Women who receive the potent teratogen isotretinoin for acne control have inadequate adherence to pregnancy prevention, according to a study published online April 25 in the Canadian Medical Association Journal.
"The current isotretinoin pregnancy prevention program in Canada is not effective in preventing pregnancies during treatment," author Brandace Winquist, PhD, from the University of British Columbia, Vancouver, and the Saskatchewan Health Quality Council, told Medscape Medical News.
The study, a collaborative effort of the Canadian Network for Observational Drug Effect Studies, estimated that one or two children in Canada are born each year with birth defects related to isotretinoin use.
The authors also found that contraceptive use while receiving isotretinoin is only 50% to 70% effective in Canada. The pregnancy prevention program for isotretinoin users in Canada requires informed consent, two negative pregnancy tests before starting treatment, and two reliable birth control methods during treatment.
"Patients should be counseled on all contraceptive methods and their associated failure rates," Dr Winquist stressed.
Patients with severe cystic acne often receive isotretinoin, but it has a major drawback: it can cause spontaneous abortions and significant birth defects. Women who use isotretinoin are often in their twenties and are advised to avoid pregnancy during and 1 month after use.
Use of the drug has recently increased, along with expanded usage among people with milder forms of acne. Online ordering and the rise of generic isotretinoin, whose manufacturers may not provide adequate educational messaging about its use, may contribute to nonadherence to pregnancy prevention, according to background information in the article.
In the study, researchers used administrative databases to identify 59,271 women aged 12 to 48 years who used isotretinoin between 1996 and 2011. The databases drew from four Canadian provinces: British Columbia, Saskatchewan, Manitoba, and Ontario, with a combined population of 20.7 million individuals.
Over the course of 15 years, 1473 pregnancies and 118 (8.0%) live births occurred among women receiving isotretinoin, out of which 11 (9.3%) infants had birth defects.
Because of the limitations of administrative data, the study used two different definitions of pregnancy (a high-specificity definition and a high-sensitivity definition). That gave an estimated pregnancy rate between 4 and 6 per 1000 female users receiving a 3-month course of isotretinoin. Because risk continues for at least 1 month after the end of treatment, pregnancy rates were even higher for an analysis that included a longer time frame.
Between 24.3% and 32.9% of women filled oral contraceptive prescriptions while receiving isotretinoin, rates that were pretty much unchanged from 12 months before starting the drug (range, 28.3% - 35.9%).
About 90% of pregnancies ended spontaneously or by medical intervention, and 70.7% were terminated electively, which raises ethical issues according to Dr Winquist. Because of the potential for such severe birth defects, women who become pregnant while receiving isotretinoin may feel abortion is their only option, although the situation is completely preventable with compliance to pregnancy prevention.
"Awareness of the problem is certainly a first step.
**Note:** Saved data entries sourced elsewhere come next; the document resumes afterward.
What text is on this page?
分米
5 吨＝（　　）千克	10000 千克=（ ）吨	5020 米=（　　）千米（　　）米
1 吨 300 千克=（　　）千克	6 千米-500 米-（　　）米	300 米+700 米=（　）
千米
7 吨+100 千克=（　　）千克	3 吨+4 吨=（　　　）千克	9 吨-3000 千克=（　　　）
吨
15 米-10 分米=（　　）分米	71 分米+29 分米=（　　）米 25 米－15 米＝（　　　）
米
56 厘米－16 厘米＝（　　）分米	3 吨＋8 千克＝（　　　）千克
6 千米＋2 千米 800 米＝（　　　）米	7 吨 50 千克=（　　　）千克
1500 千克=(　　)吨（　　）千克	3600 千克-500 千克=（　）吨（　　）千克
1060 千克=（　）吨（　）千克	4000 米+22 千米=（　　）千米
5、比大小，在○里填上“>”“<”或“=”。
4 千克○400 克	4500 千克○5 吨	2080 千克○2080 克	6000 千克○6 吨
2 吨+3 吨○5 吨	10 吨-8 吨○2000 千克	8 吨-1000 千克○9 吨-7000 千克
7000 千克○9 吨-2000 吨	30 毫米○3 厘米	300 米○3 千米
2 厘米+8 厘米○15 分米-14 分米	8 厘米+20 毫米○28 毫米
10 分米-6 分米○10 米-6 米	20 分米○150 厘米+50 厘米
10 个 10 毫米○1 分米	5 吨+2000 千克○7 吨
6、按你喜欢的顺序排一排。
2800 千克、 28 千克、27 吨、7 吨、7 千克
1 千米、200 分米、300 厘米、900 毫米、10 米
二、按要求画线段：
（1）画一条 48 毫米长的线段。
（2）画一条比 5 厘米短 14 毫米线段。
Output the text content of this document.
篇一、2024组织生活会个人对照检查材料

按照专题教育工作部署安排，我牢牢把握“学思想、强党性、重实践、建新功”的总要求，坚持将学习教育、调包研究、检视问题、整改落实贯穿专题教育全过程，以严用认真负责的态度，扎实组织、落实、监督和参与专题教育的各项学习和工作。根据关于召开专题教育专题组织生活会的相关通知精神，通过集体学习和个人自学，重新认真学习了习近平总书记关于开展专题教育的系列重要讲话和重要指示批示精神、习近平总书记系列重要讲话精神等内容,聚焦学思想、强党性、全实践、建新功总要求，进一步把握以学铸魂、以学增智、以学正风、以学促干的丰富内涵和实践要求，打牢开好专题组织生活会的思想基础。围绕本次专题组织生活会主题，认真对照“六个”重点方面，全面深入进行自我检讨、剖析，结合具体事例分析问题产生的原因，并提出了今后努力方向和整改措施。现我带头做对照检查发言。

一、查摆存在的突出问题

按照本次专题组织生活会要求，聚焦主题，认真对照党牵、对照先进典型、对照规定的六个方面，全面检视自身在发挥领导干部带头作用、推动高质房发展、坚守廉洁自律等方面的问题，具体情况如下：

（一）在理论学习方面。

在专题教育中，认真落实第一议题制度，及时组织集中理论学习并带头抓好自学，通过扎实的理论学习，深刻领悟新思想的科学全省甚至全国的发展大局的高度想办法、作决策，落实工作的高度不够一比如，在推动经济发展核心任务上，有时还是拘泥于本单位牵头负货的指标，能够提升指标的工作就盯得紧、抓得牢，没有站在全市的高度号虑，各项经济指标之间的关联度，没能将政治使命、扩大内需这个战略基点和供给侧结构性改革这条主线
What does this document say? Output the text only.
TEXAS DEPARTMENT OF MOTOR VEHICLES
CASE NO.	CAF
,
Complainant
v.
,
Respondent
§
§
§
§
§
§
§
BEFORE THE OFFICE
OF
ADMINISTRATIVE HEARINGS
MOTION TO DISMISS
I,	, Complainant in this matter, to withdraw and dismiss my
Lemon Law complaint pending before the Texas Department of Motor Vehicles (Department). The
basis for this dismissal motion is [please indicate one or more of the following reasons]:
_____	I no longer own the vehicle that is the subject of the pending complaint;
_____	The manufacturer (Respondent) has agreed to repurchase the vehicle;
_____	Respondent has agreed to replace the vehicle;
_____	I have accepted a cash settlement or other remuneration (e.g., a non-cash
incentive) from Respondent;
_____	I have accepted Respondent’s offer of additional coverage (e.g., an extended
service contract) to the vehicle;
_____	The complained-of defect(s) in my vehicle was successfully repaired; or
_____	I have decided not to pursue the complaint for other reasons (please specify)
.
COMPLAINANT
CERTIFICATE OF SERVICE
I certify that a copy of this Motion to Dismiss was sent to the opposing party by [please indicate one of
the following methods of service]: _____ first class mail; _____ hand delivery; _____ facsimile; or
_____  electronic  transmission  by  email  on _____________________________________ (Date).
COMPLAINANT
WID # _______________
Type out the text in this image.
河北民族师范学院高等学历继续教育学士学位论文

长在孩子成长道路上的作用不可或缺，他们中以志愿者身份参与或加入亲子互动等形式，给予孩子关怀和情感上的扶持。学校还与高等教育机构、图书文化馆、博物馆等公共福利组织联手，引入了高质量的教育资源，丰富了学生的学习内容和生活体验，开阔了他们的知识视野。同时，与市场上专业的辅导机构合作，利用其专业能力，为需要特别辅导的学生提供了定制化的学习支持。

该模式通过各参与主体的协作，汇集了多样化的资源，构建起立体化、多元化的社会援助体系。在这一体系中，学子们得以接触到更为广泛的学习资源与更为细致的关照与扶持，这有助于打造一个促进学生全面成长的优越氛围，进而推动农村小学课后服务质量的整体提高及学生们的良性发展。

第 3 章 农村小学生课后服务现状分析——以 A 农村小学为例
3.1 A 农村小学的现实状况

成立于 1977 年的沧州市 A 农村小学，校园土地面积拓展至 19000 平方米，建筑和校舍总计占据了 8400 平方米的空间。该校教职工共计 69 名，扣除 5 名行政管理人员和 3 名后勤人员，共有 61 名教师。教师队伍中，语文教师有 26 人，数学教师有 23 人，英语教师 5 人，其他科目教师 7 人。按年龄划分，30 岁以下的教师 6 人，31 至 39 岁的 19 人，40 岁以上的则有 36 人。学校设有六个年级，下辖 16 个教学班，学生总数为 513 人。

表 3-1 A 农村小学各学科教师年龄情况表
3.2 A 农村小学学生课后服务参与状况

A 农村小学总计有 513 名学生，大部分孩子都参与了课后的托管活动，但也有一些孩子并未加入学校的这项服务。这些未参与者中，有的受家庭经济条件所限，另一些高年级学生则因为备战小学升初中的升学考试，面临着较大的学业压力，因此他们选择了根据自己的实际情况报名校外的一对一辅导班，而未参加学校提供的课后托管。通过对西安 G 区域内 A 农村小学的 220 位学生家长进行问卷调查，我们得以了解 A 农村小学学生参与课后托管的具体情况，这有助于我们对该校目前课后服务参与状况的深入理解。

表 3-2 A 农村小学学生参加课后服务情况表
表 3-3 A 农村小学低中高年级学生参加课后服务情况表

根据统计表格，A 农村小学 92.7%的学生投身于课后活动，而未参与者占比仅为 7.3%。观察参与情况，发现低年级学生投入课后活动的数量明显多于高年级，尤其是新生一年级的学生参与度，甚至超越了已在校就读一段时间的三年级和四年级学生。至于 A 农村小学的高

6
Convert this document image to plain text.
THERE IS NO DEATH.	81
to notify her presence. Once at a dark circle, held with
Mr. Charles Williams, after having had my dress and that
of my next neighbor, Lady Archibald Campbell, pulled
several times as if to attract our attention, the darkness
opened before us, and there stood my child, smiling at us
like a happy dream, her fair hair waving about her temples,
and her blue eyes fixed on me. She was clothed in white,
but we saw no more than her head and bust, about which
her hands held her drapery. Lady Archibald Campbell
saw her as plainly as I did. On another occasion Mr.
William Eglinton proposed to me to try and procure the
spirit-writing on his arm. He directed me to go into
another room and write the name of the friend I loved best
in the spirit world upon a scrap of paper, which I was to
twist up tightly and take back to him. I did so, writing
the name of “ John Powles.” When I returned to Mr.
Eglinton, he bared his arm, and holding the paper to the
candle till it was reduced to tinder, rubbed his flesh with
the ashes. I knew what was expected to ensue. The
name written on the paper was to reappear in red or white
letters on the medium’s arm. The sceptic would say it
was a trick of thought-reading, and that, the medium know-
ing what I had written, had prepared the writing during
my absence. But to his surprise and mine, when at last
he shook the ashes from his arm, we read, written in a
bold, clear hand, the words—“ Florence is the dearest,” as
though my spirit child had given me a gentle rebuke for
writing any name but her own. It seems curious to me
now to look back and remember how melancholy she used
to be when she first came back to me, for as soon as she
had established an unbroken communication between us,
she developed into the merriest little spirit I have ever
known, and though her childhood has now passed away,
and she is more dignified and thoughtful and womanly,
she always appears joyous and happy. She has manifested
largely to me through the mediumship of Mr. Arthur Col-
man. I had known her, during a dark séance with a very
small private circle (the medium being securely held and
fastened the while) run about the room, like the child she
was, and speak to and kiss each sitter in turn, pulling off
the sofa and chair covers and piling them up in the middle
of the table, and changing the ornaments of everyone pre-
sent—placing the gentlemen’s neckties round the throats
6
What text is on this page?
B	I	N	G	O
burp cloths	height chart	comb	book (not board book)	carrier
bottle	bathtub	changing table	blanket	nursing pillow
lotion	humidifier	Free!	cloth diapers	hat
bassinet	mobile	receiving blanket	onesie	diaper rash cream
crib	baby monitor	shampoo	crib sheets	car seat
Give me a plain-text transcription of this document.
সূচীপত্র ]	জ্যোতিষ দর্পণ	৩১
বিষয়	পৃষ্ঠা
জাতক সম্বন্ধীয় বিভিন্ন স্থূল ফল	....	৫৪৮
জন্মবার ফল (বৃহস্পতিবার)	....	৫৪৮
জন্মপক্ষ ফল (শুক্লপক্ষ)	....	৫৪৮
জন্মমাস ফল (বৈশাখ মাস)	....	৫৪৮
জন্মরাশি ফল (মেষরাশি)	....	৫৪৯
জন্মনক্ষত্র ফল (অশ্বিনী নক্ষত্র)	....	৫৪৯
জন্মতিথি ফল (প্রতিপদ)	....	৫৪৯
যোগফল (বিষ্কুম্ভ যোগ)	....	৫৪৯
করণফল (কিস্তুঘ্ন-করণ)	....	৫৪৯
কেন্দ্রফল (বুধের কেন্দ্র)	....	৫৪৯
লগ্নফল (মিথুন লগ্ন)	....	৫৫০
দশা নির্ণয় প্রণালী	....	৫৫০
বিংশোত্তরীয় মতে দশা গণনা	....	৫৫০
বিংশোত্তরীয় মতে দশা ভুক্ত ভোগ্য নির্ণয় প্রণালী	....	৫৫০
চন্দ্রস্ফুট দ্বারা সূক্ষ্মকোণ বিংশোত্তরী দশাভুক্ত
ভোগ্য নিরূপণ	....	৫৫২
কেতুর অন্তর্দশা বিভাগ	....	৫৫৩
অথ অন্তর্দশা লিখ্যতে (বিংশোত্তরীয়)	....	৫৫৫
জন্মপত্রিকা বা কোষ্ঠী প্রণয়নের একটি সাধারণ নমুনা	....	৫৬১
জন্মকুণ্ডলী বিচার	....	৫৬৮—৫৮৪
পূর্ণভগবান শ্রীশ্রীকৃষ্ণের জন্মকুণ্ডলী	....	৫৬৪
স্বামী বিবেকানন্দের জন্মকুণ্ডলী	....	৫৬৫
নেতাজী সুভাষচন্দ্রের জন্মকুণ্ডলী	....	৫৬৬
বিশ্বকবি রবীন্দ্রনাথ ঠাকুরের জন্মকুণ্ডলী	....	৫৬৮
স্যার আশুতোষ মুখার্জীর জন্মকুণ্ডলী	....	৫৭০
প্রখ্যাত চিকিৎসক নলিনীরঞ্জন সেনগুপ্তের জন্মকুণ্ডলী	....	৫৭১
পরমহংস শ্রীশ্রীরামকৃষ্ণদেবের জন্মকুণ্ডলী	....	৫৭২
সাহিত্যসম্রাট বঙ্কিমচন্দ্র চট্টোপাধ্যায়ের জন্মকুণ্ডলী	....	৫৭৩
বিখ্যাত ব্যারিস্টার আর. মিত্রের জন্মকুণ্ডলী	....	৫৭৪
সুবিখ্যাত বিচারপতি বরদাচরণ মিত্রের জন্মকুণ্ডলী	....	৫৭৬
However, if we cannot reduce and ideally eliminate fetal exposure to isotretinoin, other more restrictive measures may need to be imposed in Canada," she noted.
Clear areas for improvement include compliance with contraception guidelines and limiting the medication only to patients with severe acne who do not respond to standard therapy. Ongoing surveillance and monitoring are also needed, she added. Also, pharmacists can play an important role in reinforcing the message about the importance of pregnancy prevention during isotretinoin use.
"Given that pregnancy rates are considerably higher in marginalized populations, physicians must take care to provide counseling to patients who may face barriers to access in contraception or have lower literacy levels," Dr Winquist emphasized.
Although rates of fetal exposure resulting from maternal isotretinoin use vary across countries, the problem is "fairly universal," Dr Winquist said, even though a worldwide Pregnancy Prevention Program has been in existence since 1988.
Although direct comparisons are difficult because of difference in study design, studies in the United States suggest that Canada's rates are higher than those in the United States, which has a stricter risk management program.
In 2006, the United States launched the mandatory iPLEDGE program, which requires patient registration, informed consent, and counseling about the risks for isotretinoin. It also requires women of childbearing age who use isotretinoin to comply with pregnancy testing. In addition, only registered prescribers and pharmacists can prescribe or dispense the drug.
Even so, a recent study has shown only a slight, nonsignificant improvement in compliance compared with the previous risk management program. That unsatisfying result may have prompted the US Food and Drug Administration to implement a policy in 2012 of issuing warnings to providers who do not comply and permanently deactivating those who continue not to comply.
This study was supported by the Institute for Clinical Evaluative Sciences, which is funded by an annual grant from the Ontario Ministry of Health and Long-Term Care. One coauthor reports salary support from the Fonds de recherche du Québec–Santé, as well as personal or consulting fees from Pfizer, Amgen, AbbVie, and Novartis. The other authors have disclosed no relevant financial relationships.